I discovered early on in the dissertation process that I could only effectively write for about 3 hours a day, and that early in the morning, and so I made it a rule to start promptly at 8:30 a.m., write till 11:00 and then quit, before I became weary of the process and while my mind was still buzzing with the day’s thoughts. Then I could spend the rest of the day researching bib and doing the hours of legwork in the library that all good research requires, even in this time of computer access and powerful search engines. A full day was about six hours, and then I was free to noodle, enjoy my beautiful daughter, go for a bike ride, and still have time to cook for the weary Sandy back from school. Hey, who wouldn’t enjoy a six-hour worday? And, wouldn’t you know, nine months and 250 pages later, though still only half way through the proposed project, my advisors said, “Enough, that’s a creditable piece of work, let’s publish it and get you out the door!” I was the first one through the program by a year.
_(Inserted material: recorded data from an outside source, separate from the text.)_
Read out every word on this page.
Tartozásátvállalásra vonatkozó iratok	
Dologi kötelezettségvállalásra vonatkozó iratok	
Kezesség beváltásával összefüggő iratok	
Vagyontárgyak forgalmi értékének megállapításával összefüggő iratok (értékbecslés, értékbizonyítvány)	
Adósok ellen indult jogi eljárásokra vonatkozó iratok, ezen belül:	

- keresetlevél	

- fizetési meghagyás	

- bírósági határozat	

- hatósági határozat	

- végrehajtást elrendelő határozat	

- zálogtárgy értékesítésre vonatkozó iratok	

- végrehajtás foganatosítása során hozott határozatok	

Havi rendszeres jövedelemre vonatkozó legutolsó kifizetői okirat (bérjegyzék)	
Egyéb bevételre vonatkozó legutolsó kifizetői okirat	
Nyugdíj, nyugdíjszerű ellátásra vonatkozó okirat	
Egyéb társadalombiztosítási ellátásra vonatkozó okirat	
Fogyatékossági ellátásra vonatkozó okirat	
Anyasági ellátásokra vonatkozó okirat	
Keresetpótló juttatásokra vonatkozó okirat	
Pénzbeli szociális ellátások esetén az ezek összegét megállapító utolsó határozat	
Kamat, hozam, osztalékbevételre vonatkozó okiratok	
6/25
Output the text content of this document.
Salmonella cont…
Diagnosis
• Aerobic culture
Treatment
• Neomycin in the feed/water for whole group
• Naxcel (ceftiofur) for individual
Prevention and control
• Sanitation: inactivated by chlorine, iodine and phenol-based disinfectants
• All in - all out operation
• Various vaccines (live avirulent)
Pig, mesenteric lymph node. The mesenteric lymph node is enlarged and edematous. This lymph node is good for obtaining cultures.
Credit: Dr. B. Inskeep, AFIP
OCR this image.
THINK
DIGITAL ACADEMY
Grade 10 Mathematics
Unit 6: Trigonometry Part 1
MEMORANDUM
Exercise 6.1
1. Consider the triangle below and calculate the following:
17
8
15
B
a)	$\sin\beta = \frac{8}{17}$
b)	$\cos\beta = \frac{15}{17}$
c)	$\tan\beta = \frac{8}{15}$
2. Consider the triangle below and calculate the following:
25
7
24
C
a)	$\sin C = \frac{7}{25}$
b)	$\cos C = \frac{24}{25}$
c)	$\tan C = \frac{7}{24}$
That was right in line with the second priceless bit of advice I got, this time courtesy of a television interview with the famous film director Stanley Kubrick, who said, “A feature length film is never really completed, it’s just finished.” Kubrick was talking about one of his most famous films, I’ve forgotten which, and he revealed that the crew had ultimately shot 42 miles of footage. Yep, you read that right, 42 miles. That’s about 80 hours of footage before editing. Imagine turning that into a three-hour feature. And yet Kubrick couldn’t shake the unsettling feeling that the work was incomplete, but the producers finally called a halt. And the final cut went on to garner several Academy Award nominations.


It’s the same with a book, I fear. There is literally an unlimited amount of scholarship that impinges in one way or another on your topic. Scholarly leads spread out like a huge web in all directions, one strand leading to another, which in turn leads you off in a different direction, so that at times you wind up off in some scholarly cul-de-sac wondering how in the world you wound up in a place so far from home. The last book took no less than eight years from conception to birth, and no one knows better than I how inadequate it still is in so many ways. But we do the best we can and move on. My mentor at Chapel Hill used to say that if you can’t be brilliant, you can at least make a good list. The book on food was anything but brilliant, but I’m dead sure it is solid scholarship and will be useful to other minds that are brilliant. The current effort is now aborning for four years and I’ve pretty much called it on the research. Friends ask how close I am to finishing and I never quite know how to answer. Three of a projected seven chapters are written, two are thoroughly proofed and camera-ready, one unwritten is virgin territory for me and will be a challenge to write, and two are such familiar territory from the previous book that they’ll practically write themselves. So how ‘completed’ is that? Forty percent? Sixty? I’ll leave it to you to decide.


When I was in the intial stages of writing the previous opus and was asked by a student how long I anticipated the whole project taking, I gave him a figure which turned out to be wildly optimistic but which struck him as a virtual eternity. “Do you realize how old you’ll be in five years when you finish it?” he asked incredulously. To which I could only reply, “Yeah, and do you know how old I’ll be in five years if I don’t finish it? The same age!”


How long till I finish this one? More importantly, will I finish the darned thing before I shuffle off this mortal coil? Don’t know. But I’m gonna just keep plodding along and see what happens. And if there’s a more heavenly place on earth than Agropoli to do my plodding, I can’t imagine where it is.